Le film entremêle ces cinq portraits de Luxembourgeois, filmés avec beaucoup de passion dans des environnements urbains et naturels on ne peut plus variés (image : Carlo Thiel et Jean-Louis Sonzogni), entre le chaos du Niamey et les plaines enneigées du Canada, la mégalopole Jakarta et l’île paradisiaque de Lampung que s’est achetée Jos Spartz – on voyage entre des univers à la Megacities de Michael Glawogger ou le Fargo des frères Coen. Le montage est intelligent, souvent surprenant et un peu décalé, racontant une vraie histoire en filigrane (Kathrin Plüss) et les interviews sont sincères, on sent que les interviewés étaient en confiance, avaient eu le temps, durant les repérages, de faire connaissance – Jos Spartz surtout est incomparable, entre son sens du business (« l’argent, c’est la liberté frappée » est sa devise) et sa générosité pour les Indonésiens, dans son décor baroque surchargé de kitsch identitaire luxembourgeois (Iechternach, dajee dajee !) et son franc-parler désopilant (« le commodo/incommodo, quel cirque ! » et « la monarchie, en tout cas, c’est ce qui revient le moins cher ! »).

« Tous ces gens sont partis chercher ailleurs ce qu’ils n’ont pas trouvé au Luxembourg, » estimait Nicolas Steil mercredi.
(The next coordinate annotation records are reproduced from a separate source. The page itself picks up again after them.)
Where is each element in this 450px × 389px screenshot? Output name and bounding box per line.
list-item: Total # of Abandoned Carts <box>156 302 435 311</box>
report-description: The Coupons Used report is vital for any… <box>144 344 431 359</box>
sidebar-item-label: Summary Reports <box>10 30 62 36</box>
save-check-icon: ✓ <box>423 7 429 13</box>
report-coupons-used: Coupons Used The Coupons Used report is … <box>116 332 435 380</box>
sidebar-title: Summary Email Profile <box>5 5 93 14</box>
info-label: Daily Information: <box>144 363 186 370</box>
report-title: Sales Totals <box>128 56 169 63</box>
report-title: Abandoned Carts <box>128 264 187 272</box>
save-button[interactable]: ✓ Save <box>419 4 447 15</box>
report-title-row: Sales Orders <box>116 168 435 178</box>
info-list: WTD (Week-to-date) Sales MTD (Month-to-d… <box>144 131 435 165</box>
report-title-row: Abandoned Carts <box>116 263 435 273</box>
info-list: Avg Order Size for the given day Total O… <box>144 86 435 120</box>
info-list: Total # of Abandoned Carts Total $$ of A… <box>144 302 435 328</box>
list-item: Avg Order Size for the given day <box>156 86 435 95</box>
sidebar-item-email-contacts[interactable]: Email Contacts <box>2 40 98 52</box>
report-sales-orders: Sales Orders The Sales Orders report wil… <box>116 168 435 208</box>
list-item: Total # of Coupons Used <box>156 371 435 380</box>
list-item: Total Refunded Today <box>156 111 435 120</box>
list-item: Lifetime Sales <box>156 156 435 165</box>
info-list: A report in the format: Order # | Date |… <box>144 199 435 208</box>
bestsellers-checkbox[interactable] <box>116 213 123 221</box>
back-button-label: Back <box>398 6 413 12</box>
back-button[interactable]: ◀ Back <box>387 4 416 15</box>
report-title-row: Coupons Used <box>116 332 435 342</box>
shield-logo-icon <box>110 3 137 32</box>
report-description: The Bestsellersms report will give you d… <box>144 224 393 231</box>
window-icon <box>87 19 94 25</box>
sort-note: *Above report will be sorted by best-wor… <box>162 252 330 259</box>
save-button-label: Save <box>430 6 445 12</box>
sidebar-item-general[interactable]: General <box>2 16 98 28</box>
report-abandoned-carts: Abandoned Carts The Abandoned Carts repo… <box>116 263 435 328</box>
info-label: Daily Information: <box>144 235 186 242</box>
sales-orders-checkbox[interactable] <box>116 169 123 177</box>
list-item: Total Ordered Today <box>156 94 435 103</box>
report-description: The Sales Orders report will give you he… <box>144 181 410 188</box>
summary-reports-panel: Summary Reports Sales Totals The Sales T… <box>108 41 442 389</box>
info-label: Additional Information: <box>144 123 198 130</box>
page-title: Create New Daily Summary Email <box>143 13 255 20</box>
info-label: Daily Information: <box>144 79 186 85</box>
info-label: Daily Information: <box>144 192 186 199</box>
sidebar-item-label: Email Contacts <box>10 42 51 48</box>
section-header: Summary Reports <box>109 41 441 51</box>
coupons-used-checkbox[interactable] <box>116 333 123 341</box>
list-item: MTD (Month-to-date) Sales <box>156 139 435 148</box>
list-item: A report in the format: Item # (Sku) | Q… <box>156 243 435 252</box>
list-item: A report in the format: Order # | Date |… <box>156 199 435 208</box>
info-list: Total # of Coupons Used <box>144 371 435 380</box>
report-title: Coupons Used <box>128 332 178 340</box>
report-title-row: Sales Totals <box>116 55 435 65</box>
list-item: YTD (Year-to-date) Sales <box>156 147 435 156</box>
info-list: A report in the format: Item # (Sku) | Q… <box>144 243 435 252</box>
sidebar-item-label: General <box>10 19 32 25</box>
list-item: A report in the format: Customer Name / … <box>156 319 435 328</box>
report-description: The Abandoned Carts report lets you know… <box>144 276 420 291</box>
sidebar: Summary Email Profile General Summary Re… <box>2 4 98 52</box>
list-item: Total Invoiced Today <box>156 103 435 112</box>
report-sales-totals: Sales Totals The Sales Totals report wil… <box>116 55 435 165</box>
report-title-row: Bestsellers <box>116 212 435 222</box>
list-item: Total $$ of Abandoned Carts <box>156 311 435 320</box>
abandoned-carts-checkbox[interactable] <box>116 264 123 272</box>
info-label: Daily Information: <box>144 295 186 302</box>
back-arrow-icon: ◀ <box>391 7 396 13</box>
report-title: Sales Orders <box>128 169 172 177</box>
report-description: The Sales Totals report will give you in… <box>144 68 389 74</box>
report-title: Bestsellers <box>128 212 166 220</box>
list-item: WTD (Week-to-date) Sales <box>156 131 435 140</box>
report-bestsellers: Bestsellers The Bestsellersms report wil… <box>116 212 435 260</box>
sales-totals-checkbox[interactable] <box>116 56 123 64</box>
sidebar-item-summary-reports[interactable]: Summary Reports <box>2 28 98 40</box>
Mir wëllen net bleiwen se voudrait donc aussi un portrait en creux du grand-duché. Et c’est là sa seule faiblesse : de sauter sur l’agaçante idéologie dominante, ici comme en France, sur l’identité nationale qu’il faudrait définir, fixer, étudier, au lieu de la considérer comme un organisme mouvant. Dans cette logique, il n’est donc pas un hasard que le film s’attache excessivement longtemps à une visite du Musée de la forteresse avec l’ancien directeur Patrick Donde­linger, qui lance quelques boutades sur le « dernier Luxembour­geois » que pourrait exposer un jour ce musée luxueux toujours vide. Selon Nicolas Steil, ce vide ne serait pas un hasard, car le pays serait construit « par les gens ». Cela tombe sous le sens – et ce n’est pas différent à Uckange ou à Trèves. En faisant abstraction de ce discours, Mir wëllen net bleiwen est un beau portrait de destins humains dans la vaste et fascinante étendue du monde. Leur nationalité n’est alors qu’un point commun choisi au hasard, un « accident de la naissance » (Jos Spartz).